Byungchan menggeliat, tidak tahan akan suhu tubuh yang terlampau panas dan pusing yang dirasa. Ia merasa tenggorokannya kering, kepalanya meneriakkan air putih. Akhirnya ia membuka matanya, suhu tubuhnya terlalu panas membuat matanya jadi berair, ia mengerjap berkali-kali. Ia mencoba untuk mengubah posisi tubuhnya menyandar sementara seseorang datang menghampiri ranjang, “mau apa, hm? Udah baikan?” dapat dilihat laki-laki itu adalah orang yang sama dengan yang ditemuinya di depan kelas.

Menggeleng pelan, byungchan menjawab, “air..” Dengan sigap laki-laki itu menyerahkan gelas yang sejak tadi ada di atas nakas. Beberapa teguk gelas tersebut kembali ke tangan laki-laki asing dalam kondisi kosong dan byungchan yang langsung menyamankan posisinya, kembali tidur.

.

.

Kepalanya masih pusing ketika ia akhirnya bisa membuka matanya tanpa paksaan. Dahinya terasa berat, ia mengangkat sebelah tangannya dan mendapati plester menutupi seluruh permukaan dahi. Penurun demam, sepertinya. Lantas ia lepas seraya tangannya yang lain menyangga tubuhnya untuk bangun dari posisi rebah. Bisa dirasakan kepalanya berputar sedikit, tapi masih bisa ditahan.

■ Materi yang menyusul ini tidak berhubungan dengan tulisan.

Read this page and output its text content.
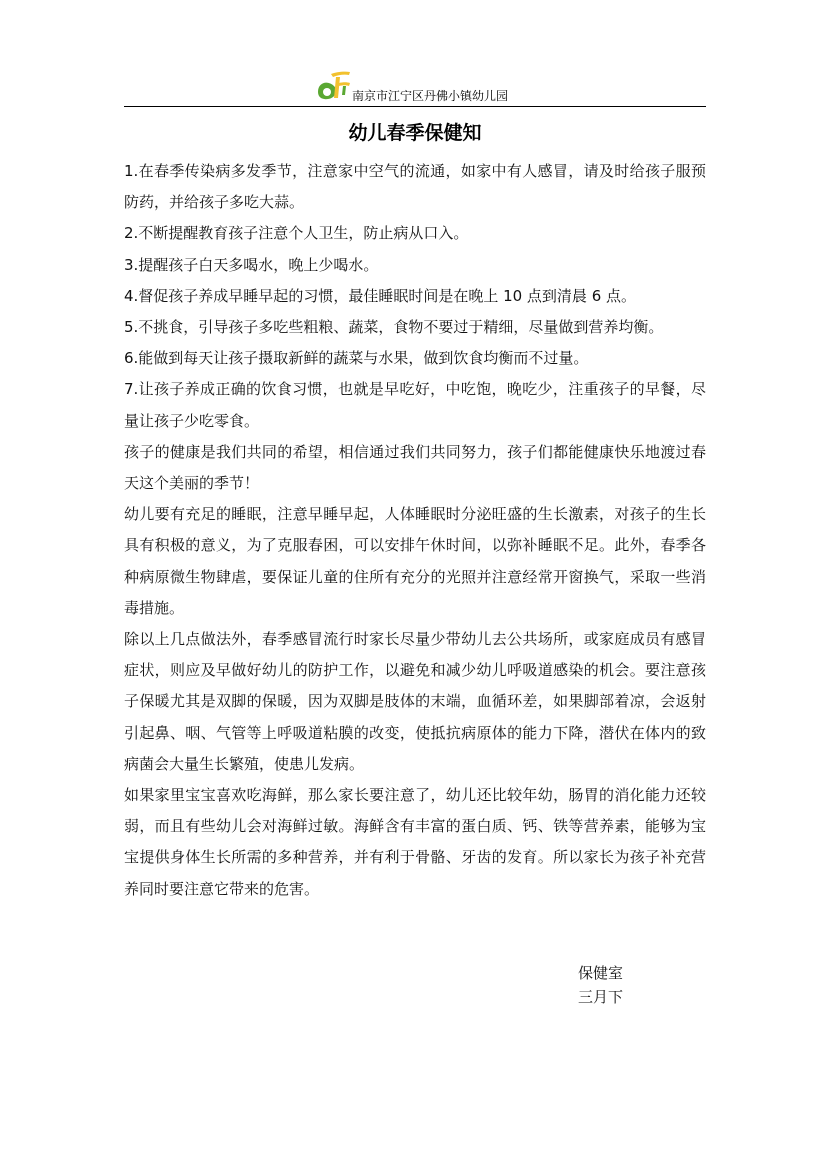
南京市江宁区丹佛小镇幼儿园
幼儿春季保健知

1.在春季传染病多发季节，注意家中空气的流通，如家中有人感冒，请及时给孩子服预防药，并给孩子多吃大蒜。

2.不断提醒教育孩子注意个人卫生，防止病从口入。

3.提醒孩子白天多喝水，晚上少喝水。

4.督促孩子养成早睡早起的习惯，最佳睡眠时间是在晚上 10 点到清晨 6 点。

5.不挑食，引导孩子多吃些粗粮、蔬菜，食物不要过于精细，尽量做到营养均衡。

6.能做到每天让孩子摄取新鲜的蔬菜与水果，做到饮食均衡而不过量。

7.让孩子养成正确的饮食习惯，也就是早吃好，中吃饱，晚吃少，注重孩子的早餐，尽量让孩子少吃零食。

孩子的健康是我们共同的希望，相信通过我们共同努力，孩子们都能健康快乐地渡过春天这个美丽的季节！

幼儿要有充足的睡眠，注意早睡早起，人体睡眠时分泌旺盛的生长激素，对孩子的生长具有积极的意义，为了克服春困，可以安排午休时间，以弥补睡眠不足。此外，春季各种病原微生物肆虐，要保证儿童的住所有充分的光照并注意经常开窗换气，采取一些消毒措施。

除以上几点做法外，春季感冒流行时家长尽量少带幼儿去公共场所，或家庭成员有感冒症状，则应及早做好幼儿的防护工作，以避免和减少幼儿呼吸道感染的机会。要注意孩子保暖尤其是双脚的保暖，因为双脚是肢体的末端，血循环差，如果脚部着凉，会返射引起鼻、咽、气管等上呼吸道粘膜的改变，使抵抗病原体的能力下降，潜伏在体内的致病菌会大量生长繁殖，使患儿发病。

如果家里宝宝喜欢吃海鲜，那么家长要注意了，幼儿还比较年幼，肠胃的消化能力还较弱，而且有些幼儿会对海鲜过敏。海鲜含有丰富的蛋白质、钙、铁等营养素，能够为宝宝提供身体生长所需的多种营养，并有利于骨骼、牙齿的发育。所以家长为孩子补充营养同时要注意它带来的危害。

保健室
三月下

Akhirnya byungchan bisa sepenuhnya melihat ruangan yang menjadi tempat singgahnya selama ini. Mungkin ini yang dinamakan studio apartment, unit yang didinominasi dengan warna abu-abu dan putih. Ia menilik tubuhnya, tersadar kalau ia bukan memakai pakaian miliknya.

Ah, byungchan baru ingat kalau dia belum meminum satu botol lagi obat yang dibawa. Terlalu fokus mencari kelas membuatnya tidak mengindahkan kondisi tubuhnya sendiri. dan tentu saja seseorang yang membantunya ini tidak tahu kalau botol di celana denimnya itu adalah obat. Tapi kepalanya ingat kalau ia pernah menelan cairan pahit, apa itu obatnya.

Kedua telapak kaki milik byungchan akhirnya menyentuh lantai yang dingin. Matanya menyisir furnitur yang ada dalam ruangan, ada meja makan putih didampingin dua kursi dengan warna senada, lantas dapur yang terlampau rapi, mungkin jarang digunakan oleh pemiliknya. Tungkainya melangkah perlahan membawanya mengelilingi apartement dan mendapati seorang laki-laki tengah tertidur di atas sofa berwarna khaki di ruang tengah, ditemani televisi yang menyala tanpa suara.

Matanya membulat melihat pergerakan kecil laki-laki tersebut lalu terbangun, membuka kelopaknya dan menyadari byungchan tengah beridiri di dekatnya.

“kok bangun? Udah enakan?” tanya laki-laki tersebut.

Byungchan menganggukkan kepalanya, “maaf udah ngerepotin, makasih udah mau urus aku.” ia memajukan bibirnya, merasa tidak enak dengan laki-laki yang sudah merawatnya.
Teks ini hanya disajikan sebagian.